# laid the wood to 'em today.



## Joe Sixpack (Jul 30, 2011)

My cousin and I went out and after striking out on several public numbers in 75 to 125' deep decided to change up a little and stumbled on a honey hole that lit up my bottom machine. Caught 3 nice endangered ARS but couldn't close out a 2-man limit. Caught 10 mongos and a nice white snapper. Then my cuz pulled up the biggest damn trigger I think I have ever seen. Must have stumbled across somebody's high-dollar private spot, didn't have another boat come near us while we were there. If I can figure out how to post pics will put one up. Great day on the water, but it did get a bit sporty on the way back in.


----------



## Joe Sixpack (Jul 30, 2011)

Learned how to add pics.


----------



## Mac1528 (Mar 24, 2012)

Nice bunch of fish plus an added bonus, new spot to fish!

Sent using tapatalk


----------



## GROUPERKING (Sep 28, 2011)

War Eagle !


----------



## Joe Sixpack (Jul 30, 2011)

That's my cousin, should have thrown him overboard for wearing that hat.


----------



## GROUPERKING (Sep 28, 2011)

Joe Sixpack said:


> That's my cousin, should have thrown him overboard for wearing that hat.

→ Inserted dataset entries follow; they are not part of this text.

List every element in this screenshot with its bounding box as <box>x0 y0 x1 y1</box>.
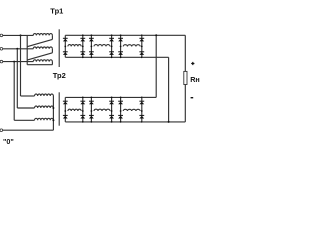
svg-text:Тр1: Тр1 <box>50 7 63 16</box>
svg-text:"0": "0" <box>3 137 14 146</box>
svg-text:Тр2: Тр2 <box>53 71 66 80</box>
svg-text:Rн: Rн <box>190 75 200 84</box>
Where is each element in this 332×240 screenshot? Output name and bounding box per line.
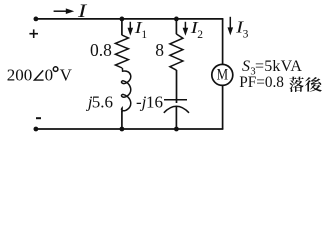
label PF=0.8 lagging [239,74,322,92]
wire branch1 top stub [121,19,123,35]
label I [77,1,89,22]
resistor 0.8 [115,35,128,68]
arrow current I2 [183,22,189,36]
wire branch2 bottom stub [175,107,177,129]
wire branch2 middle stub [176,70,178,103]
capacitor -j16 top plate [164,99,187,101]
wire branch2 top stub [175,19,177,34]
label I1 [134,18,148,41]
svg-text:8: 8 [155,40,164,60]
label 0.8 [90,40,112,60]
node junction B top of branch 2 [174,17,179,22]
node terminal top-left [34,17,39,22]
svg-text:5.6: 5.6 [92,92,113,111]
source minus terminal [36,117,41,119]
wire branch1 bottom stub [121,111,123,129]
svg-text:0: 0 [45,66,54,85]
wire top horizontal [36,18,223,20]
label j5.6 [86,92,113,111]
inductor j5.6 [122,68,131,112]
wire bottom horizontal [36,128,223,130]
svg-text:=5kVA: =5kVA [255,58,302,75]
svg-text:200: 200 [7,66,33,85]
capacitor -j16 curved plate [164,106,189,113]
wire right vertical upper [222,19,224,65]
resistor 8 [170,34,183,70]
svg-text:1: 1 [141,29,147,41]
label 8 [155,40,164,60]
arrow current I1 [128,22,134,36]
node terminal bottom-left [34,127,39,132]
label I3 [235,18,249,41]
svg-text:0.8: 0.8 [90,40,112,60]
label I2 [190,18,204,41]
arrow current I3 [228,17,234,36]
node junction bottom of branch 2 [174,127,179,132]
svg-text:S: S [242,58,250,75]
source value label 200∠0°V [7,66,73,85]
svg-text:16: 16 [146,92,163,111]
motor M [212,64,233,85]
svg-text:2: 2 [197,29,203,41]
source 200∠0°V plus terminal [29,29,38,38]
wire right vertical lower [222,85,224,129]
label S3=5kVA [242,58,302,77]
arrow current I [54,8,75,14]
node junction bottom of branch 1 [120,127,125,132]
svg-text:M: M [217,67,229,84]
svg-text:3: 3 [243,29,249,41]
svg-text:PF=0.8: PF=0.8 [239,74,284,91]
node junction A top of branch 1 [120,17,125,22]
svg-text:V: V [60,66,73,85]
label -j16 [136,92,163,111]
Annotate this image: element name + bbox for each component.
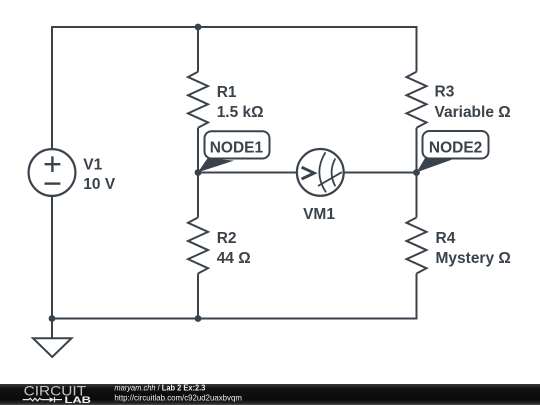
svg-text:NODE2: NODE2: [429, 139, 482, 156]
svg-text:V1: V1: [83, 157, 102, 174]
svg-text:1.5 kΩ: 1.5 kΩ: [217, 104, 264, 121]
junction NODE1: [195, 169, 202, 176]
footer bar: [0, 384, 540, 405]
svg-text:Mystery Ω: Mystery Ω: [436, 250, 511, 267]
wire bottom segment and right branch lower lead: [52, 274, 417, 319]
wire left branch lower: [51, 196, 53, 319]
svg-text:maryam.chh / Lab 2 Ex:2.3: maryam.chh / Lab 2 Ex:2.3: [114, 383, 205, 393]
wire top-left segment and left branch upper: [52, 27, 198, 149]
node NODE1 callout: [198, 131, 270, 172]
svg-text:R3: R3: [435, 84, 455, 101]
voltage source V1: [29, 149, 76, 196]
junction top middle: [195, 24, 202, 31]
wire middle branch below R2: [197, 274, 199, 319]
svg-text:R4: R4: [436, 230, 456, 247]
wire right branch R3 to NODE2: [416, 128, 418, 173]
node NODE2 callout: [417, 131, 489, 172]
wire middle branch R1 to NODE1: [197, 128, 199, 173]
voltmeter VM1: [297, 149, 344, 196]
svg-text:R1: R1: [217, 84, 237, 101]
resistor R1: [188, 72, 208, 128]
CircuitLab logo squiggle and diode: [23, 397, 62, 402]
wire middle branch above R1: [197, 27, 199, 72]
wire middle branch NODE1 to R2: [197, 173, 199, 218]
junction NODE2: [413, 169, 420, 176]
svg-text:http://circuitlab.com/c92ud2ua: http://circuitlab.com/c92ud2uaxbvqm: [114, 392, 242, 402]
svg-text:10 V: 10 V: [83, 176, 116, 193]
junction bottom middle: [195, 315, 202, 322]
svg-text:LAB: LAB: [65, 395, 92, 405]
resistor R4: [407, 218, 427, 274]
resistor R3: [407, 72, 427, 128]
svg-text:Variable Ω: Variable Ω: [435, 104, 511, 121]
wire top-right segment and right branch upper lead: [198, 27, 417, 72]
wire voltmeter to NODE2: [344, 172, 417, 174]
wire right branch NODE2 to R4: [416, 173, 418, 218]
resistor R2: [188, 218, 208, 274]
svg-text:44 Ω: 44 Ω: [217, 250, 251, 267]
junction bottom left (ground tap): [49, 315, 56, 322]
ground: [33, 319, 72, 358]
svg-text:R2: R2: [217, 230, 237, 247]
svg-text:NODE1: NODE1: [210, 139, 264, 156]
svg-text:VM1: VM1: [303, 206, 335, 223]
wire NODE1 to voltmeter: [198, 172, 297, 174]
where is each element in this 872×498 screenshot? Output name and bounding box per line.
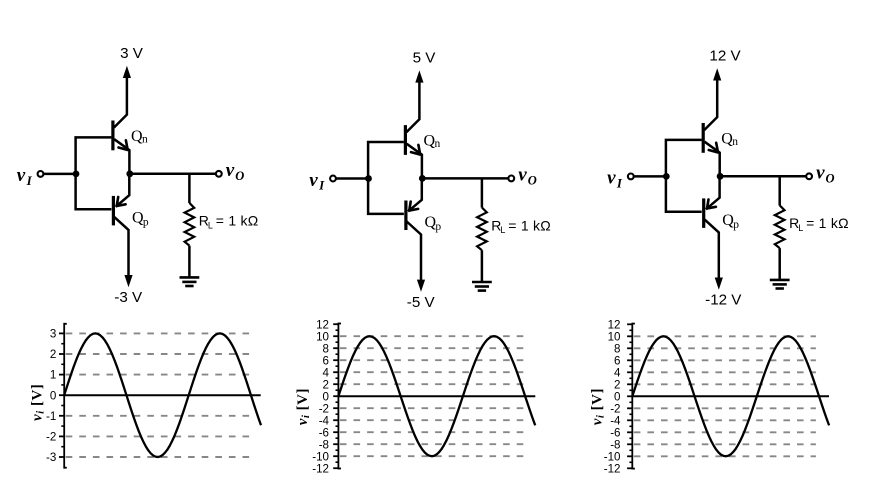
positive supply arrow of circuit 2 (415, 70, 423, 82)
junction dot at output node (circuit 2) (419, 175, 426, 182)
svg-text:-12: -12 (604, 462, 621, 475)
svg-text:I: I (26, 173, 33, 188)
svg-text:1: 1 (50, 369, 56, 382)
output terminal vO circle (circuit 3) (806, 173, 812, 179)
input sine waveform of plot 1 (64, 333, 261, 457)
svg-text:n: n (435, 138, 441, 150)
transistor Qp (circuit 2) emitter wire and arrow (408, 179, 422, 211)
junction dot at base node (circuit 1) (73, 171, 80, 178)
ground symbol (circuit 1) (180, 276, 200, 279)
negative supply arrow of circuit 2 (417, 280, 425, 292)
wire: base rail joining bases of Qn and Qp (circuit 3) (666, 140, 702, 212)
wire: output node to vO terminal (circuit 2) (422, 177, 508, 180)
transistor Qp (pnp, circuit 3) base bar (702, 198, 705, 228)
transistor Qn (circuit 2) emitter wire and arrow (407, 144, 422, 178)
svg-text:= 1 kΩ: = 1 kΩ (508, 217, 551, 233)
svg-text:3 V: 3 V (120, 45, 144, 62)
wire: vI terminal to base node (circuit 2) (336, 177, 367, 180)
y-axis label vi [V] of plot 3 (590, 388, 607, 425)
gridlines (dashed) of plot 3 (634, 383, 816, 385)
x-axis (0 V line) of plot 3 (632, 395, 829, 397)
svg-text:-12: -12 (312, 462, 329, 475)
x-axis (0 V line) of plot 1 (64, 394, 261, 396)
input terminal vI circle (circuit 3) (628, 174, 634, 180)
svg-text:p: p (435, 221, 441, 233)
transistor Qn (npn, circuit 3) base bar (702, 123, 705, 153)
transistor Qn (circuit 3) emitter wire and arrow (705, 142, 720, 176)
junction dot at base node (circuit 3) (663, 173, 670, 180)
junction dot at output node (circuit 3) (717, 173, 724, 180)
wire: resistor RL to ground (circuit 1) (188, 246, 191, 278)
svg-text:v: v (518, 164, 527, 185)
svg-text:-3 V: -3 V (114, 289, 143, 306)
wire: collector of Qp (circuit 1) to negative supply (114, 217, 128, 277)
svg-text:L: L (500, 225, 505, 235)
svg-text:0: 0 (50, 389, 56, 402)
svg-text:-12 V: -12 V (705, 292, 742, 309)
y-axis of plot 1 (63, 323, 65, 469)
svg-text:I: I (616, 176, 623, 191)
wire: collector of Qn (circuit 1) to positive supply (114, 76, 127, 128)
wire: collector of Qp (circuit 2) to negative supply (407, 222, 421, 282)
svg-text:-5 V: -5 V (407, 294, 436, 311)
transistor Qp (pnp, circuit 1) base bar (112, 196, 115, 226)
svg-text:p: p (143, 216, 149, 228)
svg-text:v: v (309, 170, 318, 191)
svg-text:O: O (528, 173, 537, 187)
input terminal vI circle (circuit 2) (330, 176, 336, 182)
transistor Qp (pnp, circuit 2) base bar (404, 201, 407, 231)
wire: base rail joining bases of Qn and Qp (circuit 1) (76, 137, 112, 209)
wire: collector of Qn (circuit 2) to positive supply (406, 80, 419, 132)
junction dot at output node (circuit 1) (126, 170, 133, 177)
svg-text:I: I (318, 178, 325, 193)
wire: output node to vO terminal (circuit 1) (130, 173, 216, 176)
gridlines (dashed) of plot 2 (340, 383, 524, 385)
svg-text:v: v (816, 162, 825, 183)
svg-text:O: O (826, 171, 835, 185)
transistor Qn (npn, circuit 2) base bar (404, 125, 407, 155)
wire: output node down to resistor RL (circuit 1) (188, 174, 191, 203)
svg-text:5 V: 5 V (413, 50, 437, 67)
positive supply arrow of circuit 3 (713, 68, 721, 80)
input sine waveform of plot 3 (632, 336, 829, 456)
x-axis (0 V line) of plot 2 (338, 395, 535, 397)
negative supply arrow of circuit 3 (715, 278, 723, 290)
resistor RL (circuit 2) zigzag body (477, 208, 487, 251)
svg-text:L: L (208, 220, 213, 230)
output terminal vO circle (circuit 2) (508, 176, 514, 182)
y-axis ticks of plot 1 (59, 456, 64, 458)
svg-text:vi [V]: vi [V] (30, 384, 47, 421)
y-axis of plot 2 (337, 323, 339, 470)
gridlines (dashed) of plot 1 (66, 374, 252, 376)
wire: base rail joining bases of Qn and Qp (circuit 2) (368, 142, 404, 214)
wire: resistor RL to ground (circuit 2) (481, 250, 484, 282)
y-axis ticks of plot 3 (627, 467, 632, 469)
wire: vI terminal to base node (circuit 3) (634, 175, 665, 178)
svg-text:-2: -2 (46, 431, 56, 444)
transistor Qp (circuit 3) emitter wire and arrow (706, 177, 720, 209)
wire: vI terminal to base node (circuit 1) (44, 173, 75, 176)
svg-text:v: v (607, 168, 616, 189)
wire: resistor RL to ground (circuit 3) (778, 248, 781, 280)
svg-text:= 1 kΩ: = 1 kΩ (806, 215, 849, 231)
y-axis of plot 3 (631, 323, 633, 470)
y-axis ticks of plot 2 (333, 467, 338, 469)
svg-text:v: v (17, 165, 26, 186)
svg-text:O: O (235, 169, 244, 183)
input terminal vI circle (circuit 1) (38, 171, 44, 177)
wire: collector of Qp (circuit 3) to negative supply (705, 219, 719, 279)
svg-text:n: n (142, 133, 148, 145)
y-axis label vi [V] of plot 2 (295, 388, 312, 425)
input sine waveform of plot 2 (338, 336, 535, 456)
wire: output node to vO terminal (circuit 3) (720, 175, 806, 178)
output terminal vO circle (circuit 1) (216, 171, 222, 177)
resistor RL (circuit 3) zigzag body (775, 205, 785, 248)
y-axis label vi [V] of plot 1 (30, 384, 47, 421)
svg-text:vi [V]: vi [V] (590, 388, 607, 425)
positive supply arrow of circuit 1 (123, 66, 131, 78)
negative supply arrow of circuit 1 (124, 275, 132, 287)
svg-text:-3: -3 (46, 451, 56, 464)
transistor Qn (circuit 1) emitter wire and arrow (114, 139, 129, 173)
svg-text:= 1 kΩ: = 1 kΩ (216, 213, 259, 229)
wire: output node down to resistor RL (circuit 3) (778, 176, 781, 205)
svg-text:vi [V]: vi [V] (295, 388, 312, 425)
resistor RL (circuit 1) zigzag body (185, 203, 195, 246)
wire: collector of Qn (circuit 3) to positive supply (704, 78, 717, 130)
transistor Qn (npn, circuit 1) base bar (111, 121, 114, 151)
ground symbol (circuit 3) (770, 279, 790, 282)
svg-text:v: v (226, 160, 235, 181)
svg-text:12 V: 12 V (709, 48, 741, 65)
svg-text:2: 2 (50, 348, 56, 361)
svg-text:3: 3 (50, 328, 56, 341)
wire: output node down to resistor RL (circuit 2) (481, 178, 484, 207)
ground symbol (circuit 2) (472, 281, 492, 284)
svg-text:n: n (732, 136, 738, 148)
transistor Qp (circuit 1) emitter wire and arrow (116, 175, 130, 207)
svg-text:L: L (798, 223, 803, 233)
svg-text:-1: -1 (46, 410, 56, 423)
junction dot at base node (circuit 2) (365, 175, 372, 182)
svg-text:p: p (733, 219, 739, 231)
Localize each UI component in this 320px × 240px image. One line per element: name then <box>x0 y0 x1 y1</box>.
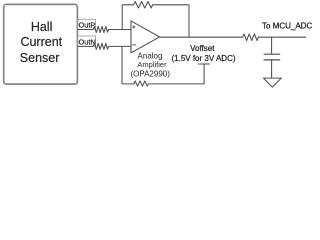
label Hall Current Senser <box>20 20 63 65</box>
wire feedback left vertical <box>121 5 123 30</box>
node OutN label box <box>77 36 95 46</box>
wire OutP with resistor R1 <box>77 26 131 32</box>
wire capacitor to ground <box>271 60 273 78</box>
wire op-amp output to MCU with resistor R4 <box>160 34 306 41</box>
label Analog Amplifier (OPA2990) <box>130 51 170 78</box>
wire feedback right vertical <box>188 5 190 37</box>
svg-text:Current: Current <box>20 35 62 49</box>
ground <box>263 78 281 87</box>
label Voffset (1.5V for 3V ADC) <box>171 44 235 63</box>
wire Voffset vertical <box>203 64 205 84</box>
feedback resistor R3 with top wire <box>122 2 189 9</box>
wire OutN with resistor R2 <box>77 43 131 49</box>
node OutP label box <box>77 19 95 29</box>
offset resistor R5 with bottom wire <box>122 81 204 86</box>
svg-text:Senser: Senser <box>20 51 60 65</box>
svg-text:Analog: Analog <box>138 51 163 60</box>
capacitor C1 <box>264 53 281 55</box>
wire inverting input down to offset path <box>121 46 123 84</box>
svg-text:(1.5V for 3V ADC): (1.5V for 3V ADC) <box>171 54 235 63</box>
op-amp - input mark <box>132 44 136 46</box>
svg-text:Hall: Hall <box>31 20 53 34</box>
svg-text:OutP: OutP <box>79 21 96 30</box>
hall current sensor block U2 <box>4 4 78 84</box>
op-amp + input mark <box>132 25 135 28</box>
svg-text:Voffset: Voffset <box>190 44 215 53</box>
Voffset terminal bar <box>198 63 210 65</box>
svg-text:Amplifier: Amplifier <box>137 60 167 69</box>
svg-text:(OPA2990): (OPA2990) <box>130 69 170 78</box>
op-amp U1 (OPA2990) <box>131 21 160 53</box>
svg-text:To MCU_ADC: To MCU_ADC <box>262 22 312 31</box>
wire output node down to capacitor C1 <box>271 37 273 54</box>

 Oh come on man, that hat was your good luck charm ! "Found a new spot caught all those fish." You probably need to go buy you one.


----------



## Joe Sixpack (Jul 30, 2011)

Best part of the trip is that it was the first time I've been able to get on fish without a guide on the boat. Have hit a gazillion of the public numbers and just never been able to get on them.


----------



## 2RC's II (Feb 2, 2012)

Joe Sixpack said:


> Best part of the trip is that it was the first time I've been able to get on fish without a guide on the boat. Have hit a gazillion of the public numbers and just never been able to get on them.


 Wrong bait would be my guess. Fish are on all of them!


----------



## Joe Sixpack (Jul 30, 2011)

2RC's I have spent whole trips bouncing from spot to spot without marking fish. I went over this spot while trolling and the bottom machine was lit up like a Christmas Tree.


----------



## Kim (Aug 5, 2008)

I have hit a bunch of public spots out of Destin in the last few weeks and most of them hold few fish and not a whole lot of Snapper. Some of them mark fish well on the bottom machine. Dropping down on some of those we caught lots of Ruby Red Lips, Sand Perch, Red Porgies and one Red Snapper. I just don't see the numbers of snapper that many claim are all over these public numbers. The Porgies and bait fish are so thick that it gives a good show on the machine but that's about it.


----------



## hjorgan (Sep 30, 2007)

Post a pic of those number!!!


----------